M. Delauney n’a pas attendu les morts du Covid-19 pour critiquer les maisons de retraite. Ancien directeur d’Ehpad, il a piloté durant douze ans des établissements « usines », dit-il, de 60 à 90 lits, et ne croit plus qu’au « small is beautiful »pour tous les établissements pour personnes âgées. Whatt’Home a beau avoir une superficie de 650 m2, il affiche complet avec cinq seniors. Le second étage abrite cinq chambres pour étudiants.
Modèle économique viable
De vastes espaces de vie collective, des locataires semi-autonomes : l’équation financière avait tout d’un casse-tête, a priori. Et pourtant, le modèle économique est « viable », rétorque M. Delauney. « On dégage même une petite marge. »
« Ici, on n’a rien d’autre à faire que de s’occuper de soi et un petit peu des autres », s’émerveille Gisèle Coquel, pensionnaire chez Whatt’Home à Valenciennes
M. Delauney a négocié la demeure 459 000 euros, payée à crédit. Y a injecté 150 000 euros pour les travaux. Cet amoureux des belles pierres s’est ensuite battu pour décrocher les meilleures aides financières pour ses colocataires. Résultat, le lieu offre une alternative moins chère que l’Ehpad à des seniors qui, sans cette formule, auraient été conduits à chercher un établissement inutilement médicalisé pour eux. Chaque locataire dispose à Watt’Home d’une palette de services qui serait plus onéreuse si chacun devait la financer seul à domicile.
La clé du projet est simple : les cinq pensionnaires payent un loyer pour leur chambre et les repas. Ils perçoivent l’allocation personnalisée d’autonomie (APA) et ils bénéficient du crédit d’impôt auquel peut prétendre toute personne de plus de 60 ans qui emploie une auxiliaire de vie à domicile.

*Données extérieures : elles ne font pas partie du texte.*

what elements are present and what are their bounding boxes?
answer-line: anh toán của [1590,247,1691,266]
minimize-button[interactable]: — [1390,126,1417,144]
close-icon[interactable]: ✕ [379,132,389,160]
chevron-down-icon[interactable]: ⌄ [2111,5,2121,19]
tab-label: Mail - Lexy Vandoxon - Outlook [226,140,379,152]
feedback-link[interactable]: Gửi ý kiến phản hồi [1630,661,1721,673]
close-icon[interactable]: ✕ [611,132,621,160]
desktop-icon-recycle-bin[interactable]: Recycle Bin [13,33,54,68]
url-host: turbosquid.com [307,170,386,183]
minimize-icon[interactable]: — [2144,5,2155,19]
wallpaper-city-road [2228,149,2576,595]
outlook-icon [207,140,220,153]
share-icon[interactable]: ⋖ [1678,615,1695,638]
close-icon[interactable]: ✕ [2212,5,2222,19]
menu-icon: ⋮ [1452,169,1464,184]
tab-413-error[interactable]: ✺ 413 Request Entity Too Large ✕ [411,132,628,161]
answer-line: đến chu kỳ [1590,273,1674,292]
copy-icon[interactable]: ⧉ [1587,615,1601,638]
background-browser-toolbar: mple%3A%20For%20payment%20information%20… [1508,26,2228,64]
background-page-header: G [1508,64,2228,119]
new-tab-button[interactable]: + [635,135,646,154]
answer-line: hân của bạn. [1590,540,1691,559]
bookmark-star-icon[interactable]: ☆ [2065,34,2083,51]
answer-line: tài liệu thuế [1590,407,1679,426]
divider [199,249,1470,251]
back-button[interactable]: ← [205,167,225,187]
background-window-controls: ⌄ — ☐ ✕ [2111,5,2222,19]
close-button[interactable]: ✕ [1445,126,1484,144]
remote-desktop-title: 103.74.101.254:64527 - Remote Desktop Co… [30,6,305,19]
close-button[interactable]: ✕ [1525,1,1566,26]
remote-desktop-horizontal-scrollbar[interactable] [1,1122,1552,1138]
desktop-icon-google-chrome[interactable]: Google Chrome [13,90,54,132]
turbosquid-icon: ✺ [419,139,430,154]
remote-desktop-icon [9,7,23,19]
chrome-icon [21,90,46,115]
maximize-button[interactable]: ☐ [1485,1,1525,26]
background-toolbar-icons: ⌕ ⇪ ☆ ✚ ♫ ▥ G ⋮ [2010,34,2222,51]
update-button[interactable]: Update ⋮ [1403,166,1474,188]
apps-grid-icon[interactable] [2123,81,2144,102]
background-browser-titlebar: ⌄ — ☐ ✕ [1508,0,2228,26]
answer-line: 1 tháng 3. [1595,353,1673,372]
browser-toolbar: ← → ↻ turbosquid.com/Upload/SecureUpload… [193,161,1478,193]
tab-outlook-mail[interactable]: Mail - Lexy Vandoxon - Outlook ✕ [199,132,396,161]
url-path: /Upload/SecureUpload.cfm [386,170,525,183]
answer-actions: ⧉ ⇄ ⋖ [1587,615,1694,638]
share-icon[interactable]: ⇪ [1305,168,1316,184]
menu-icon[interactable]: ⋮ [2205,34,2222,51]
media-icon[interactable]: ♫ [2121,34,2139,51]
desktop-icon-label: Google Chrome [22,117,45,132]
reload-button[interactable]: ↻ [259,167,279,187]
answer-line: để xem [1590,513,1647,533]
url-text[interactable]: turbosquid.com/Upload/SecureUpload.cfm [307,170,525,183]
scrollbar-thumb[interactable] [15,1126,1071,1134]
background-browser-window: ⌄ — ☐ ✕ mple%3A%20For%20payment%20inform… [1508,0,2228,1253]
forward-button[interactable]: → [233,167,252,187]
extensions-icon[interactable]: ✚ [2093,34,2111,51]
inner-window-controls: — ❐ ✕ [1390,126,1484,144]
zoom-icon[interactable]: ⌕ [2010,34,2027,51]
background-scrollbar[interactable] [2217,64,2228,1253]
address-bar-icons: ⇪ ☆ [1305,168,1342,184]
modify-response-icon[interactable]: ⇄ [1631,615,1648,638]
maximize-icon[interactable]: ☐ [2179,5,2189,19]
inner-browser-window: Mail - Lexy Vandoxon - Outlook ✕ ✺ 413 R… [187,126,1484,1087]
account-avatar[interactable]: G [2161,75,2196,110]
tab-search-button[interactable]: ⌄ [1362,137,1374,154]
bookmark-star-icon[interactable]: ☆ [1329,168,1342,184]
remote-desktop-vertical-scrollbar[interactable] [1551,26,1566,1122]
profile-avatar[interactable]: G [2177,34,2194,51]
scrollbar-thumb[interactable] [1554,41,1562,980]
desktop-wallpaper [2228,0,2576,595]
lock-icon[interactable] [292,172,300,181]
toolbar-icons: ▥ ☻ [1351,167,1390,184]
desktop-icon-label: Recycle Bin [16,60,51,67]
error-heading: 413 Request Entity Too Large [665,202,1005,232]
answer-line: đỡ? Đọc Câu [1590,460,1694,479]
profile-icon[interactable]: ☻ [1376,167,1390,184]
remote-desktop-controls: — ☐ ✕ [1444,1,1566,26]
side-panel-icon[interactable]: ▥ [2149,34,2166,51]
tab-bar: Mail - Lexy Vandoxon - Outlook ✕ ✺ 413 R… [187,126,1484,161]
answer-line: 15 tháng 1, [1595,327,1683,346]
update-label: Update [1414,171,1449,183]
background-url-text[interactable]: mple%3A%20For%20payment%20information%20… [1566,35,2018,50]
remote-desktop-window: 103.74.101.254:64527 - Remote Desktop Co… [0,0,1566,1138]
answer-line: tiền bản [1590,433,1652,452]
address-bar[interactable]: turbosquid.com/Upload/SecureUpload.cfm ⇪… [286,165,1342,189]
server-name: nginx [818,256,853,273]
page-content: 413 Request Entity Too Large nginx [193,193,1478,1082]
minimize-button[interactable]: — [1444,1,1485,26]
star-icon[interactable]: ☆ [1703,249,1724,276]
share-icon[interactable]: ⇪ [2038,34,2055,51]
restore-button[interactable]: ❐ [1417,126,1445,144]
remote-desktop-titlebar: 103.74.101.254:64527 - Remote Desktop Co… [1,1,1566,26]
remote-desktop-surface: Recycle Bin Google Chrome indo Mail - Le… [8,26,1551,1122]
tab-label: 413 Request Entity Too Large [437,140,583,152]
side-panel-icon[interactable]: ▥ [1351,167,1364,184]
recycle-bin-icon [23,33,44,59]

« J’ai été subjuguée par le lieu, raconte Anne-Lise Lefèvre, la fille de Mme Dewaele. Pour moi, maman devait venir vivre ici, point barre. Pas question qu’elle aille en Ehpad ! Et en plus, il se trouve que c’est moins cher qu’une maison de retraite grâce au crédit d’impôt », se félicite cette médecin à Valenciennes. En déduisant son crédit d’impôt (565 euros), son APA (125 euros), la facture de Mme Dewaele est de 2 132,50 euros par mois. Sans ces aides, le coût serait de 2 810 euros. Les tarifs de Watt’Home sont modulables. M. Bruge occupe une chambre plus petite et perçoit une APA plus élevée. Son reste à charge est de 1 900 euros.
« Ecrin protecteur »
« Ici, c’est ma seconde maison », s’exclame Nathalie Morin, en épluchant des carottes dans la cuisine. « Maîtresse de maison », comme la surnomme M. Delauney, Mme Morin aide aux levers, aux couchers, s’acquitte du ménage, des repas, intervient la nuit quand un pensionnaire presse l’alarme que tous portent impérativement à leur poignet. La mutualisation des moyens permet de financer sa présence en continu. « Le même service coûterait cinq fois plus cher à toute personne seule qui ferait appel à une aide à domicile chez elle à temps plein », insiste M. Delauney.